Er begrüße es, dass Außenminister Sergej Lawrow seinem Chef Putin vorgeschlagen habe, auf Diplomatie zu setzen, sagt Stoltenberg. Doch dies genüge nicht, um die "größte Sicherheitskrise in Europa seit Jahrzehnten" zu entschärfen. Nach Überzeugung der Nato hat Russland mindestens 130 000 Soldaten seiner Landstreitkräfte an den Grenzen der Ukraine stationiert, hinzu kommen Feldkrankenhäuser und Einheiten der Nationalgarde, die für eine Invasion nötig wären. Über das Wochenende seien weitere Truppen verlegt worden, sagt Stoltenberg - ebenso Kampfflugzeuge, Artillerie, Luftabwehrsysteme und Raketen.

Vor dem zweitägigen Treffen der 30 Verteidigungsminister führt er aus, dass Russland mehrmals Soldaten "rotiert" habe. Das militärische Gerät sei aber an Ort und Stelle geblieben. Die Bedrohung sinke so nicht, denn Soldaten ließen sich schnell bewegen, so Stoltenberg. Die Lage bleibt unverändert: Putin hat alle Optionen, um in kürzester Zeit die Ukraine erneut angreifen zu können.

Über Moskaus Verhalten sagt Julianne Smith, die US-Botschafterin bei der Nato: "Alles, was wir gesehen haben, ist Eskalation." Man versuche, die russische Behauptung zu prüfen, aber aktuell sei es eben nicht mehr als eine Behauptung. Smith erinnert daran, dass Russland Ende Dezember Ähnliches angekündigt habe - und anschließend viele Tausend Soldaten nach Belarus und in die Nähe der Ukraine geschafft habe.

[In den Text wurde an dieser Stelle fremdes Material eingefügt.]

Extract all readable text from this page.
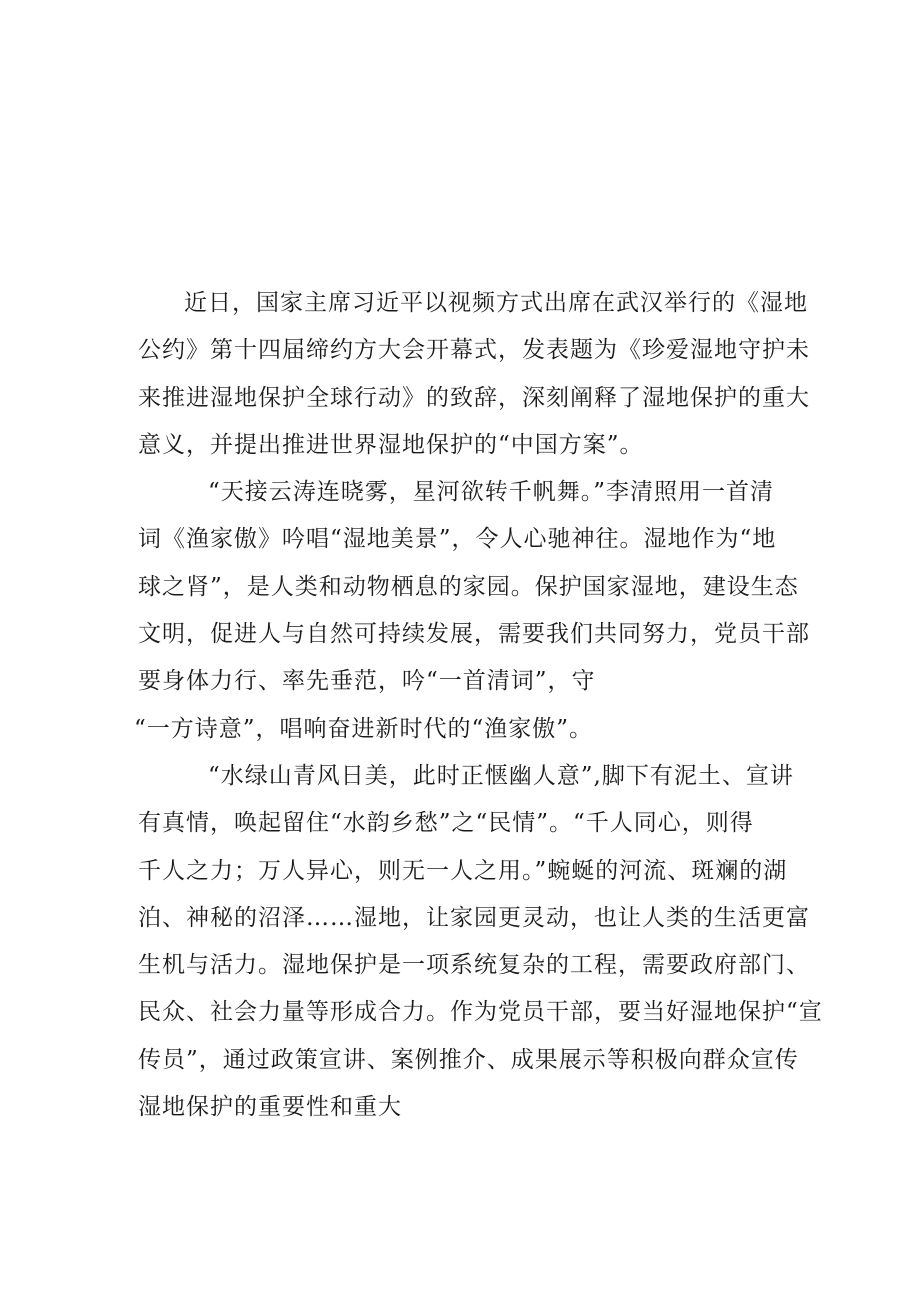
近日，国家主席习近平以视频方式出席在武汉举行的《湿地
公约》第十四届缔约方大会开幕式，发表题为《珍爱湿地守护未
来推进湿地保护全球行动》的致辞，深刻阐释了湿地保护的重大
意义，并提出推进世界湿地保护的“中国方案”。
“天接云涛连晓雾，星河欲转千帆舞。”李清照用一首清
词《渔家傲》吟唱“湿地美景”，令人心驰神往。湿地作为“地
球之肾”，是人类和动物栖息的家园。保护国家湿地，建设生态
文明，促进人与自然可持续发展，需要我们共同努力，党员干部
要身体力行、率先垂范，吟“一首清词”，守
“一方诗意”，唱响奋进新时代的“渔家傲”。
“水绿山青风日美，此时正惬幽人意”,脚下有泥土、宣讲
有真情，唤起留住“水韵乡愁”之“民情”。“千人同心，则得
千人之力；万人异心，则无一人之用。”蜿蜒的河流、斑斓的湖
泊、神秘的沼泽……湿地，让家园更灵动，也让人类的生活更富
生机与活力。湿地保护是一项系统复杂的工程，需要政府部门、
民众、社会力量等形成合力。作为党员干部，要当好湿地保护“宣
传员”，通过政策宣讲、案例推介、成果展示等积极向群众宣传
湿地保护的重要性和重大
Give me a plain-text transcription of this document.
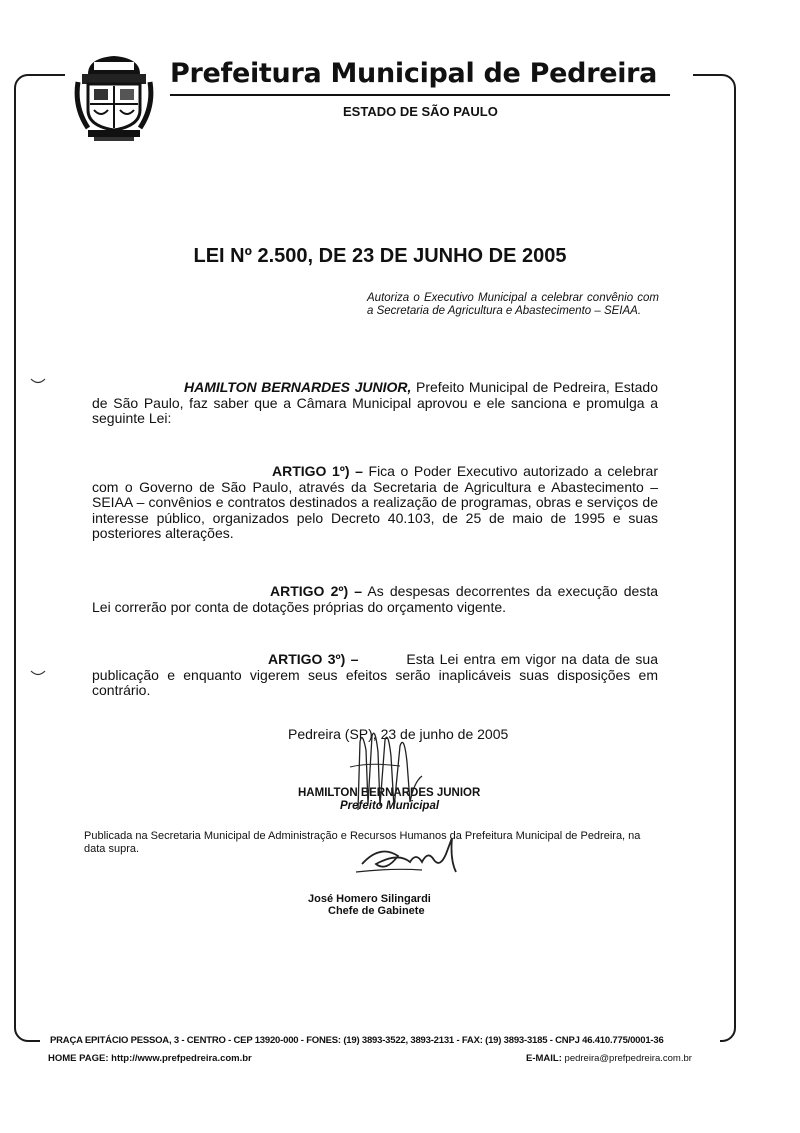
Prefeitura Municipal de Pedreira
ESTADO DE SÃO PAULO
LEI Nº 2.500, DE 23 DE JUNHO DE 2005
Autoriza o Executivo Municipal a celebrar convênio com a Secretaria de Agricultura e Abastecimento – SEIAA.
HAMILTON BERNARDES JUNIOR, Prefeito Municipal de Pedreira, Estado de São Paulo, faz saber que a Câmara Municipal aprovou e ele sanciona e promulga a seguinte Lei:
ARTIGO 1º) – Fica o Poder Executivo autorizado a celebrar com o Governo de São Paulo, através da Secretaria de Agricultura e Abastecimento – SEIAA – convênios e contratos destinados a realização de programas, obras e serviços de interesse público, organizados pelo Decreto 40.103, de 25 de maio de 1995 e suas posteriores alterações.
ARTIGO 2º) – As despesas decorrentes da execução desta Lei correrão por conta de dotações próprias do orçamento vigente.
ARTIGO 3º) –	Esta Lei entra em vigor na data de sua publicação e enquanto vigerem seus efeitos serão inaplicáveis suas disposições em contrário.
Pedreira (SP), 23 de junho de 2005
HAMILTON BERNARDES JUNIOR
Prefeito Municipal
Publicada na Secretaria Municipal de Administração e Recursos Humanos da Prefeitura Municipal de Pedreira, na data supra.
José Homero Silingardi
Chefe de Gabinete
PRAÇA EPITÁCIO PESSOA, 3 - CENTRO - CEP 13920-000 - FONES: (19) 3893-3522, 3893-2131 - FAX: (19) 3893-3185 - CNPJ 46.410.775/0001-36
HOME PAGE: http://www.prefpedreira.com.br	E-MAIL: pedreira@prefpedreira.com.br
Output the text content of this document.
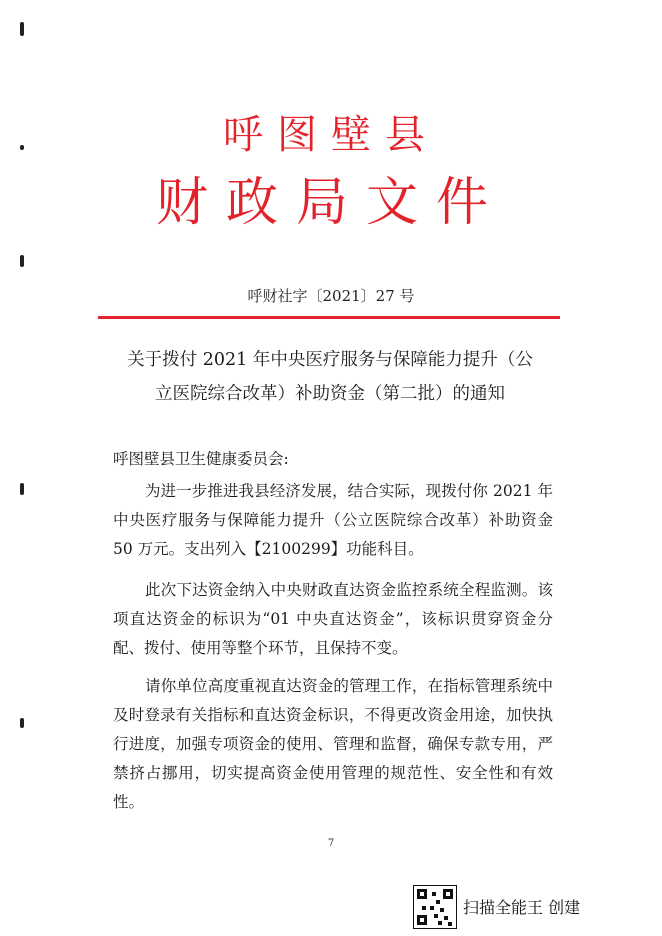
呼图壁县
财政局文件
呼财社字〔2021〕27 号
关于拨付 2021 年中央医疗服务与保障能力提升（公
立医院综合改革）补助资金（第二批）的通知
呼图壁县卫生健康委员会:
为进一步推进我县经济发展，结合实际，现拨付你 2021 年中央医疗服务与保障能力提升（公立医院综合改革）补助资金 50 万元。支出列入【2100299】功能科目。
此次下达资金纳入中央财政直达资金监控系统全程监测。该项直达资金的标识为“01 中央直达资金”，该标识贯穿资金分配、拨付、使用等整个环节，且保持不变。
请你单位高度重视直达资金的管理工作，在指标管理系统中及时登录有关指标和直达资金标识，不得更改资金用途，加快执行进度，加强专项资金的使用、管理和监督，确保专款专用，严禁挤占挪用，切实提高资金使用管理的规范性、安全性和有效性。
7
扫描全能王 创建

An der düsteren Stimmung, in der das Treffen stattfinden wird, ändert sich also nichts. Laut Stoltenberg werden die Minister zunächst darüber reden, wie die Nato sicherstellen kann, dass die eigene nukleare Abschreckung "sicher und effektiv" bleibt. Danach wird es darum gehen, wie das Bündnisgebiet noch besser verteidigt werden kann. Deswegen hat Deutschland 350 zusätzliche Soldaten nach Litauen entsandt, wo die Bundeswehr den multinationalen Kampfverband im Nato-Programm "Enhanced Forward Presence" (EFP) anführt. Ähnlich reagierten Großbritannien, die USA und Kanada, die EFP-Battlegroups in Estland, Polen und Lettland leiten.

All das findet die Zustimmung von Stoltenberg, der am Dienstag Frankreich für die Bereitschaft lobt, eine "Nato-Battlegroup" in Rumänien anzuführen. Dies wäre dem EFP-Programm sehr ähnlich, es geht um etwa 1000 Soldaten - und wie fast immer in der Nato müssen alle zustimmen. Die Minister werden beraten, ob ähnliche multinationale Kampfverbände auch in Bulgarien, Ungarn und in die Slowakei aufgebaut werden sollen. Anders als in Rumänien sind dort solche Pläne innenpolitisch umstritten.

Lawrow kündigt Antwort auf Antwort an

Offen ist auch, wann die von Lawrow versprochene Antwort auf den jüngsten Brief der Nato in Brüssel eingeht. Das Bündnis hatte darin auf Russlands Forderungen nach Sicherheitsgarantien reagiert. Sie soll zehn Seiten umfassen; dies wäre doppelt so lang wie das Schreiben der Nato, das am 26. Januar übermittelt wurde. An der Bereitschaft, über Fragen wie Rüstungskontrolle oder Transparenz bei militärischen Übungen zu sprechen, hat sich laut Stoltenberg ebenso wenig geändert wie an der Weigerung, Moskau ein Veto über die Aufnahme neuer Mitglieder zu geben. In Brüssel ist ein gewisser Stolz zu spüren, dass Lawrow auf die Briefe, die er im Januar an jedes Mitglied von EU und Nato mit Bitte um eine individuelle Antwort geschickt hat, genau zwei Schreiben erhalten hat - nämlich vom EU-Außenbeauftragten Josep Borrell sowie von Nato-Generalsekretär Stoltenberg. Dieser Versuch, einen Keil zwischen die Europäer zu treiben, sei gescheitert.

Die von Russland verursachte Krise verdrängt aber nicht allen internen Streit: Bei ihrer Premiere muss Verteidigungsministerin Christine Lambrecht (SPD) über Lastenteilung im Bündnis diskutieren, sprich über die Höhe der Verteidigungsausgaben. Nato-Ziel ist, dass jedes Mitglied zwei Prozent seiner Wirtschaftsleistung ins Militär steckt. Deutschland bleibt davon weit entfernt. Stoltenberg verkündet am Dienstag, dass Europäer und Kanadier zwar seit 2014 ihre Ausgaben um 270 Milliarden Euro erhöht hätten, doch dies reiche nicht aus: Die Nato-Mitglieder müssten mehr "in unsere gemeinsame Sicherheit" investieren.